A and A's Movie A Day

Watching movies until we run out.

Van Helsing

December 3, 2010

Van Helsing

Do you love cheese? I mean, really, love the strongest, stinkiest, greenest cheese you can find? How about computer generated special effects? How about Kate Beckinsale? Hugh Jackman? If so, then this might be the movie for you.

Back in the forties there was an attempt to keep milking the classic Universal monster movies with derivative and sub-standard fare like Frankenstein Meets the Wolf Man. Sort of like the Freddy meets Jason movie from a couple years ago. This was just before the monster movie genre degenerated into self satire with the Abbott and Costello meet Frankenstein. Tonight’s movie is a CGI laden “homage” to these lesser monster movies. It is like a cross between the Universal movies of yore and the League of Extraordinary Gentlemen.

The movie starts with a black and white segment where Dracula kills Dr. Frankenstein as a Transylvanian mob attempts to break into his castle. Frankenstein’s monster has apparently been commissioned by Dracula for some nefarious end in this strange mashup universe. We don’t learn more about that purpose for a little while because once the monster escapes from Dracula’s castle we cut to Notre Dame, where we meet our hero.

The Gabriel Van Helsing of this movie is not to be confused with Abraham Van Helsing, the vampire hunter from Bram Stoker’s novel. This Van Helsing is also a vampire hunter, but that and the name are about the extent of the similarity. Gabriel, for one thing, is a monster hunter and assassin in the employ of the Vatican. Being as he is played by Hugh Jackman Gabriel also has Wolverine-like memory problems and doesn’t really know anything about his own past. We join him at the start of the movie as he is hunting the nefarious Mr. Hyde – who here is a colossal digital creature with the first of a long series of ridiculous accents. (It’s at this point that the LXG vibe really begins to take over.)

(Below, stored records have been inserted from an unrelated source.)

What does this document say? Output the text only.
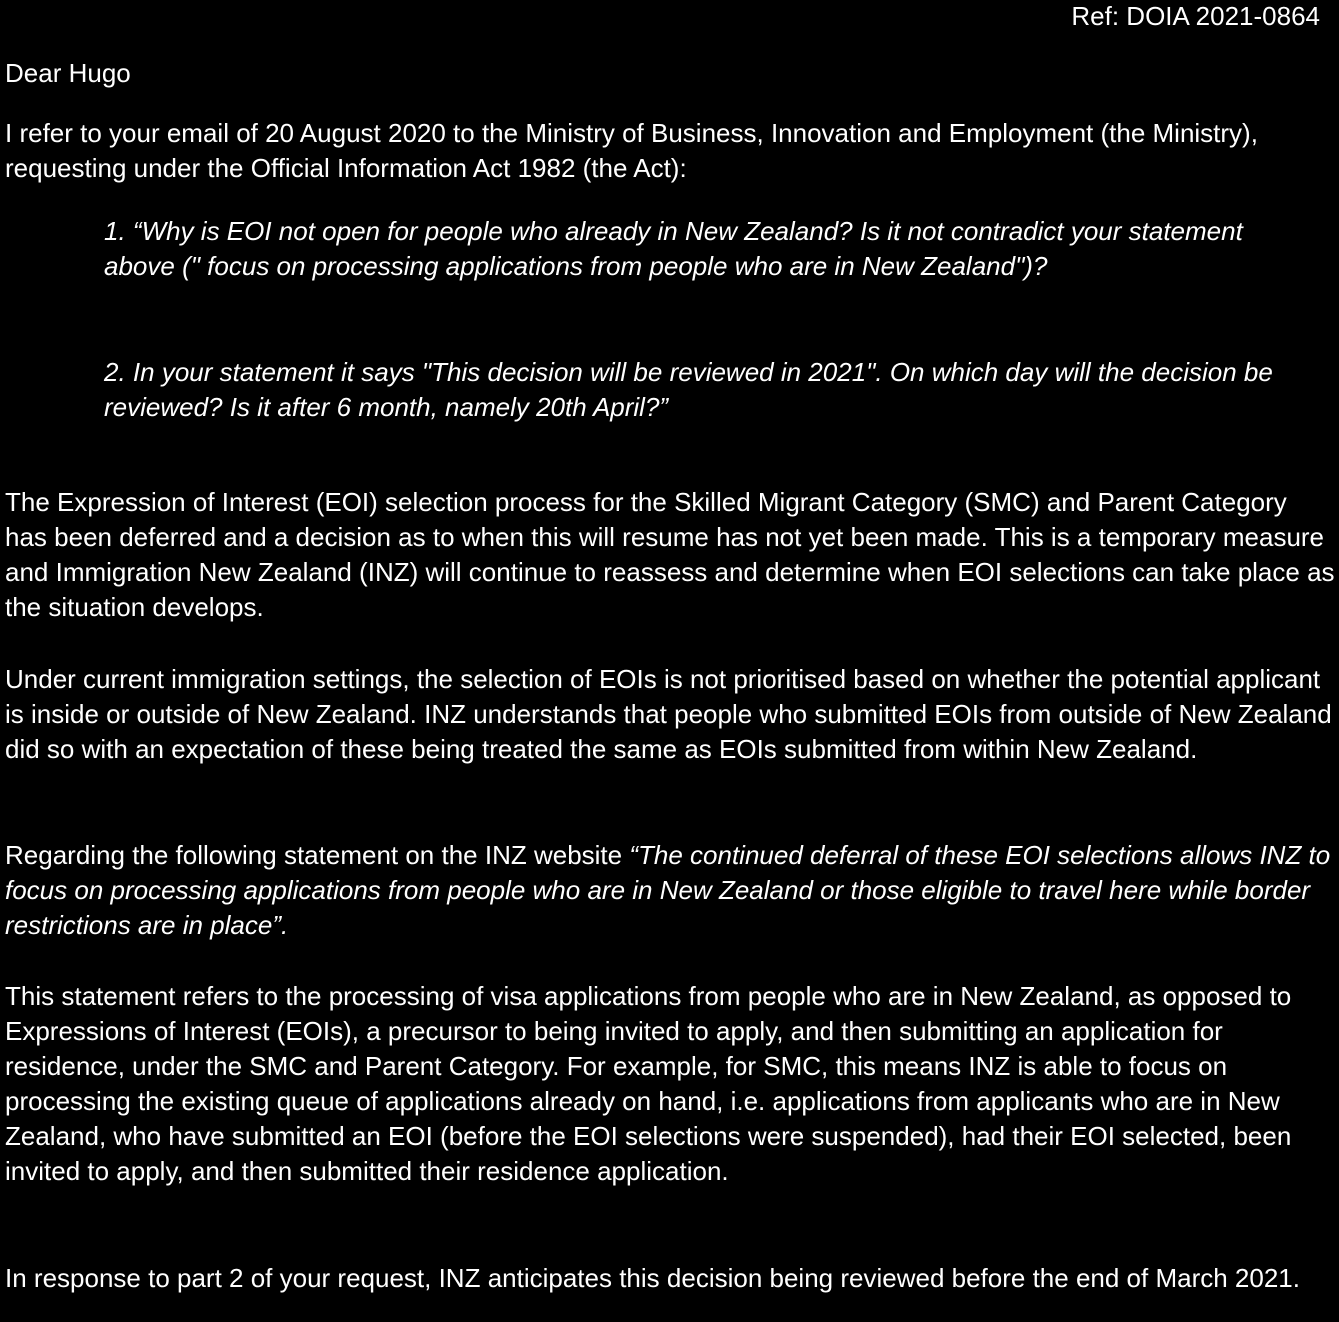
Ref: DOIA 2021-0864
Dear Hugo

I refer to your email of 20 August 2020 to the Ministry of Business, Innovation and Employment (the Ministry), requesting under the Official Information Act 1982 (the Act):

1. “Why is EOI not open for people who already in New Zealand? Is it not contradict your statement above (" focus on processing applications from people who are in New Zealand")?

2. In your statement it says "This decision will be reviewed in 2021". On which day will the decision be reviewed? Is it after 6 month, namely 20th April?”

The Expression of Interest (EOI) selection process for the Skilled Migrant Category (SMC) and Parent Category has been deferred and a decision as to when this will resume has not yet been made. This is a temporary measure and Immigration New Zealand (INZ) will continue to reassess and determine when EOI selections can take place as the situation develops.

Under current immigration settings, the selection of EOIs is not prioritised based on whether the potential applicant is inside or outside of New Zealand. INZ understands that people who submitted EOIs from outside of New Zealand did so with an expectation of these being treated the same as EOIs submitted from within New Zealand.

Regarding the following statement on the INZ website “The continued deferral of these EOI selections allows INZ to focus on processing applications from people who are in New Zealand or those eligible to travel here while border restrictions are in place”.

This statement refers to the processing of visa applications from people who are in New Zealand, as opposed to Expressions of Interest (EOIs), a precursor to being invited to apply, and then submitting an application for residence, under the SMC and Parent Category. For example, for SMC, this means INZ is able to focus on processing the existing queue of applications already on hand, i.e. applications from applicants who are in New Zealand, who have submitted an EOI (before the EOI selections were suspended), had their EOI selected, been invited to apply, and then submitted their residence application.

In response to part 2 of your request, INZ anticipates this decision being reviewed before the end of March 2021.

A cardinal in the Vatican City (in Rome according to the title card) sends Van Helsing to kill Dracula. But first Van Helsing has to visit Carl, a sort of medeival Q in his lab where he has all kinds of useful monster-killing gadgets. Carl is played by David Wenham of LOTR and 300 fame who here is the comic relief with his strange accent, shuffling gait and submissive hunched posture. When the two of them reach Transylvania they team up with Kate Beckinsale, who here is NOT a vampire, but is the last living descendant of a long line of gypsy kings who have sworn to kill Dracula. Her brother, it transpires, has been bitten by a werewolf.

The mythology of this movie is a little muddy here. It’s unclear to me just where the werewolves come into things. When I first saw this movie I thought that the curse on the gypsy kings was somehow responsible for the werewolves (since traditionally werewolves are associated in my mind with gypsy curses.) I think that’s not really the case though. Dracula seems to have somehow created the werewolves to act as his servants, or as experimental test subjects for his attempts to us Dr. Frankenstein’s life giving electrical gadgets to bring his vast horde of stillborn children to life. Or something. Maybe it’s not actually SUPPOSED to make any sense. Maybe I should remind myself it’s just a show and I should really just relax.

I’m not altogether sure how this movie got made. It’s clearly got a huge budget, and it’s got a bunch of big name actors, but the entire thing from beginning to end sort of treads a thin line between stupid cheesy action and outright satire. It’s abundantly clear that film makers knew very well just what kind of movie they were constructing. It never takes itself particularly seriously. The one-liners and quips are often wince-inducingly awful. The menacing threat that must be stopped at any cost is a horde of flying digital vampire monkey babies that have a tendency to spontaneously burst into globs of green goo – which tends to undermine some of the tension. I love the design for Frankenstein’s Monster in this film, but his exposed electric brain would seem to be a fatal flaw for him. Kate Beckinsale’s character Anna spends practically the entire movie in a strangely corseted outfit that looks as if it’s trying to force her breasts to burst through her blouse – which you would think would make it hard to slay werewolves and vampires. In short, this movie is a complete mess.

So why do I still like it? Because I love my movies dripping in cheese. I’m slightly regretful that this didn’t spawn an entire franchise – although since the Wolf Man, Dracula and Frankenstein’s Monster have already been dealt with it’s hard to imagine who Van Helsing would battle next. The Mummy and the Invisible Man I suppose.